カルダモン

花束みたいな恋をしたのカルダモンのレビュー・感想・評価

花束みたいな恋をした(2021年製作の映画)
3.0
始まって早々に肌に合わない感じがビンビンでどうしようかと思った。主にカルチャー周りの捉え方と、ブキミなまでの偶然によって急接近する二人の出会いなどなど。ぐっと堪えながら残り時間のカウントが1時間40分もあって気が遠くなった。んだけど。なるほどこの映画の視点はそこにはないのだなと途中でスイッチを切り替えた。

この映画がカルチャーをどのような視点で捉えているのかは一旦置いといて。同じカルチャーを摂取していた人はきっと同じような世界が見えているはず、という錯覚はリアリティがある分、イヤなところ見てるなとも思った。似たようなことやってたかも自分、多分、という。

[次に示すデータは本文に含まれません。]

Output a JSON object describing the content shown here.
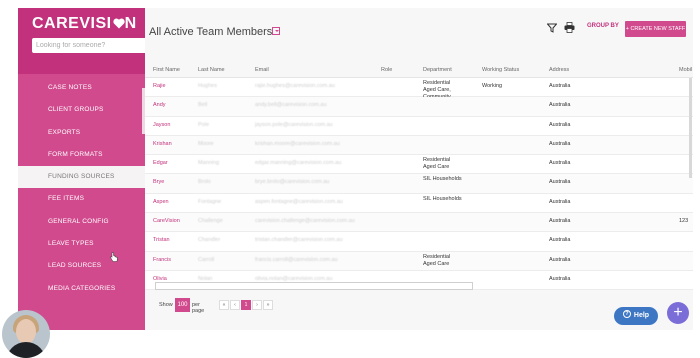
{
  "sidebar": {
    "logo": "CAREVISI",
    "logo_suffix": "N",
    "search_placeholder": "Looking for someone?",
    "items": [
      {
        "label": "CASE NOTES"
      },
      {
        "label": "CLIENT GROUPS"
      },
      {
        "label": "EXPORTS"
      },
      {
        "label": "FORM FORMATS"
      },
      {
        "label": "FUNDING SOURCES",
        "active": true
      },
      {
        "label": "FEE ITEMS"
      },
      {
        "label": "GENERAL CONFIG"
      },
      {
        "label": "LEAVE TYPES"
      },
      {
        "label": "LEAD SOURCES"
      },
      {
        "label": "MEDIA CATEGORIES"
      }
    ]
  },
  "header": {
    "title": "All Active Team Members",
    "group_by": "GROUP BY",
    "create_button": "+ CREATE NEW STAFF",
    "icons": [
      "filter-icon",
      "print-icon",
      "chevron-down-icon"
    ]
  },
  "table": {
    "columns": [
      "First Name",
      "Last Name",
      "Email",
      "Role",
      "Department",
      "Working Status",
      "Address",
      "Mobil"
    ],
    "rows": [
      {
        "first": "Rajie",
        "last": "Hughes",
        "email": "rajie.hughes@carevision.com.au",
        "dept": "Residential\nAged Care,\nCommunity",
        "status": "Working",
        "address": "Australia",
        "mobile": ""
      },
      {
        "first": "Andy",
        "last": "Bell",
        "email": "andy.bell@carevision.com.au",
        "dept": "",
        "status": "",
        "address": "Australia",
        "mobile": ""
      },
      {
        "first": "Jayson",
        "last": "Pole",
        "email": "jayson.pole@carevision.com.au",
        "dept": "",
        "status": "",
        "address": "Australia",
        "mobile": ""
      },
      {
        "first": "Krishan",
        "last": "Moore",
        "email": "krishan.moore@carevision.com.au",
        "dept": "",
        "status": "",
        "address": "Australia",
        "mobile": ""
      },
      {
        "first": "Edgar",
        "last": "Manning",
        "email": "edgar.manning@carevision.com.au",
        "dept": "Residential\nAged Care",
        "status": "",
        "address": "Australia",
        "mobile": ""
      },
      {
        "first": "Brye",
        "last": "Brolo",
        "email": "brye.brolo@carevision.com.au",
        "dept": "SIL Households",
        "status": "",
        "address": "Australia",
        "mobile": ""
      },
      {
        "first": "Aspen",
        "last": "Fontagne",
        "email": "aspen.fontagne@carevision.com.au",
        "dept": "SIL Households",
        "status": "",
        "address": "Australia",
        "mobile": ""
      },
      {
        "first": "CareVision",
        "last": "Challenge",
        "email": "carevision.challenge@carevision.com.au",
        "dept": "",
        "status": "",
        "address": "Australia",
        "mobile": "123"
      },
      {
        "first": "Tristan",
        "last": "Chandler",
        "email": "tristan.chandler@carevision.com.au",
        "dept": "",
        "status": "",
        "address": "Australia",
        "mobile": ""
      },
      {
        "first": "Francis",
        "last": "Carroll",
        "email": "francis.carroll@carevision.com.au",
        "dept": "Residential\nAged Care",
        "status": "",
        "address": "Australia",
        "mobile": ""
      },
      {
        "first": "Olivia",
        "last": "Nolan",
        "email": "olivia.nolan@carevision.com.au",
        "dept": "",
        "status": "",
        "address": "Australia",
        "mobile": ""
      }
    ]
  },
  "pager": {
    "show": "Show",
    "page_size": "100",
    "per_page": "per page",
    "first": "«",
    "prev": "‹",
    "current": "1",
    "next": "›",
    "last": "»"
  },
  "help_label": "Help",
  "add_label": "+",
  "colors": {
    "brand": "#d14a8e",
    "brand_dark": "#c2317c",
    "help": "#3d77c4",
    "add": "#7b6dd8"
  }
}
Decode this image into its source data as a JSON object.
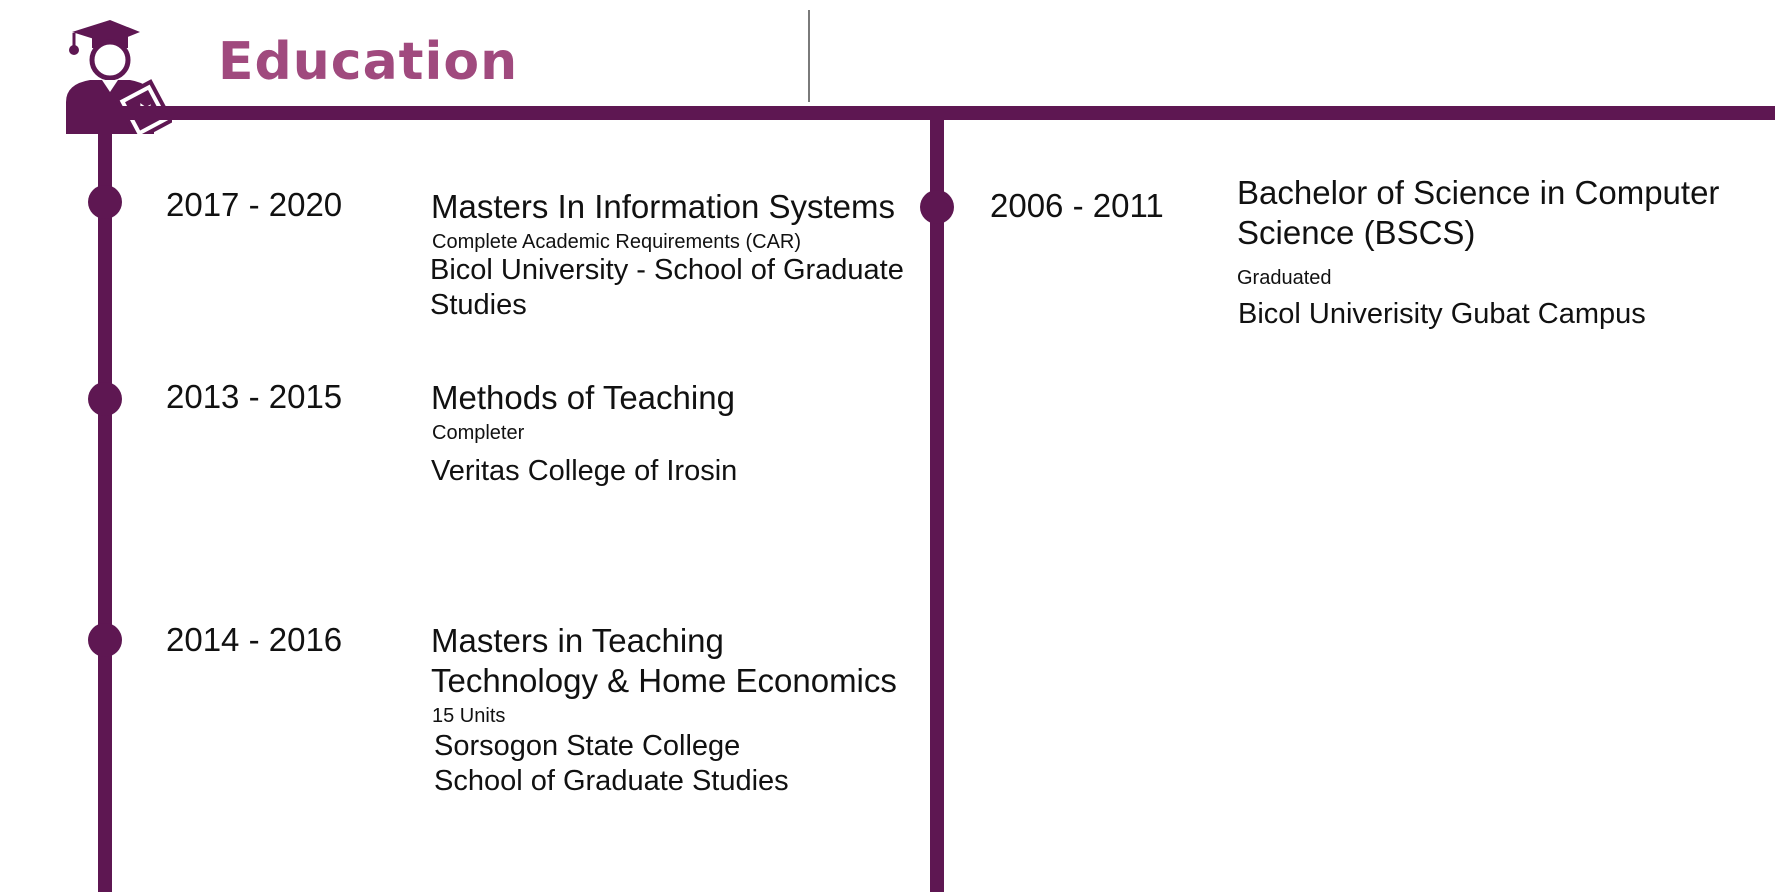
{
  "header": {
    "title": "Education",
    "icon": "graduate-icon",
    "title_color": "#a04a7e",
    "accent_color": "#5e1752"
  },
  "entries_left": [
    {
      "years": "2017 - 2020",
      "degree": "Masters In Information Systems",
      "status": "Complete Academic Requirements (CAR)",
      "school_lines": [
        "Bicol University - School of Graduate",
        "Studies"
      ]
    },
    {
      "years": "2013 - 2015",
      "degree": "Methods of Teaching",
      "status": "Completer",
      "school_lines": [
        "Veritas College of Irosin"
      ]
    },
    {
      "years": "2014 - 2016",
      "degree_lines": [
        "Masters in Teaching",
        "Technology & Home Economics"
      ],
      "status": "15 Units",
      "school_lines": [
        "Sorsogon State College",
        "School of Graduate Studies"
      ]
    }
  ],
  "entries_right": [
    {
      "years": "2006 - 2011",
      "degree_lines": [
        "Bachelor of Science in Computer",
        "Science (BSCS)"
      ],
      "status": "Graduated",
      "school_lines": [
        "Bicol Univerisity Gubat Campus"
      ]
    }
  ]
}
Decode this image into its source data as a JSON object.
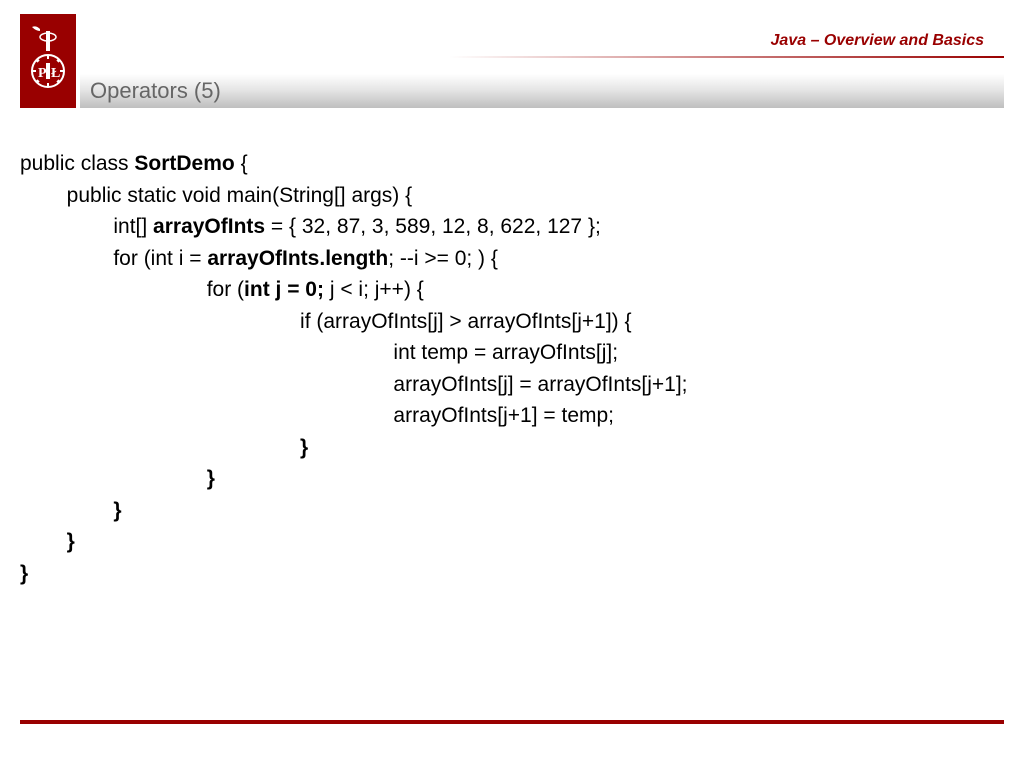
{
  "header": {
    "course_title": "Java – Overview and Basics",
    "slide_title": "Operators (5)"
  },
  "code": {
    "l1a": "public class ",
    "l1b": "SortDemo",
    "l1c": " {",
    "l2": "        public static void main(String[] args) {",
    "l3a": "                int[] ",
    "l3b": "arrayOfInts",
    "l3c": " = { 32, 87, 3, 589, 12, 8, 622, 127 };",
    "l4a": "                for (int i = ",
    "l4b": "arrayOfInts.length",
    "l4c": "; --i >= 0; ) {",
    "l5a": "                                for (",
    "l5b": "int j = 0;",
    "l5c": " j < i; j++) {",
    "l6": "                                                if (arrayOfInts[j] > arrayOfInts[j+1]) {",
    "l7": "                                                                int temp = arrayOfInts[j];",
    "l8": "                                                                arrayOfInts[j] = arrayOfInts[j+1];",
    "l9": "                                                                arrayOfInts[j+1] = temp;",
    "l10": "                                                }",
    "l11": "                                }",
    "l12": "                }",
    "l13": "        }",
    "l14": "}"
  }
}
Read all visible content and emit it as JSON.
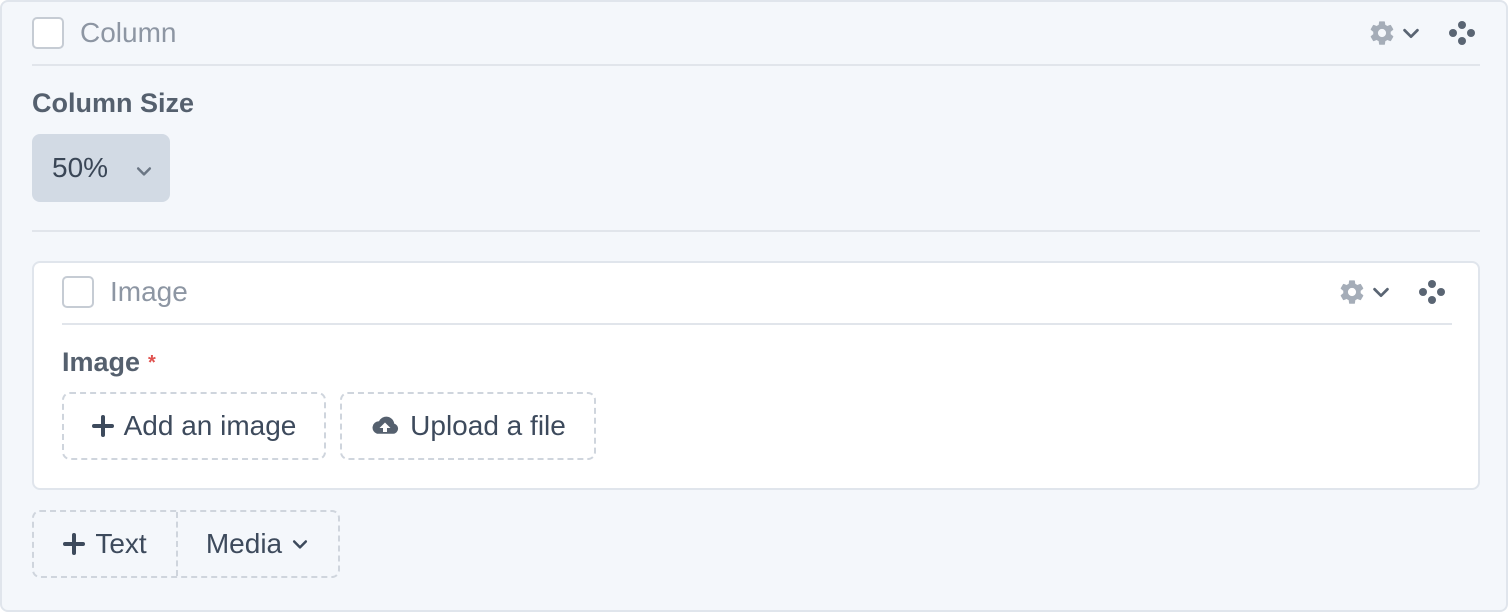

イヤホンのLRを恋愛と重ねる表現は面白く見ました。片耳ずつ分け合って同じ音楽を聴く、でもステレオで鳴らされている音を分けて聴いたところで同じ音楽を聴いていることにはならない云々。そういう意味ではBluetoothイヤホンをお互いにプレゼントした時点で二人の関係は深層では終わってたのかも。あるいは暗示?同じイヤホンで音楽を聴いていたのは音楽じゃなくてお互いの鼓動だったはずなのに。それぞれ別の音楽を聴くことができるようになって、一層二人の距離を分断する装置になってしまった。二人のBluetoothイヤホンを一つのデバイスに接続して同じ曲を同時に聴いたとしても二人が感じるものは絶対に違う。それぞれがステレオで鳴らしたってしょうがない。右と左で別々な音が鳴って音楽になるんだよ。そう思って冒頭部分を見返したら彼らの辿り着いてる方向が私と全然違ってて、もういいやと思いました。
映画の後味はスッキリしていて、そこは好み。

イヤホンでふと思い出したのはジャームッシュの『ミステリートレイン』。あれはウォークマンに二本のヘッドホンを分岐させて聴いていたね。そうやって考えると音楽を聴くことに対する違いが見えるようでまた面白いな。あっちの二人は音楽趣味が違ってるから、カールパーキンスとエルビスプレスリーのどっちを聴くかジャンケンで決めてたっけ。
以上、工藤夕貴と永瀬正敏くらいの感じに憧れを持っている私の感想でした。
ところで「花束みたいな」というのはどう言う比喩表現なのでしょうか。長くは保たないということかしら。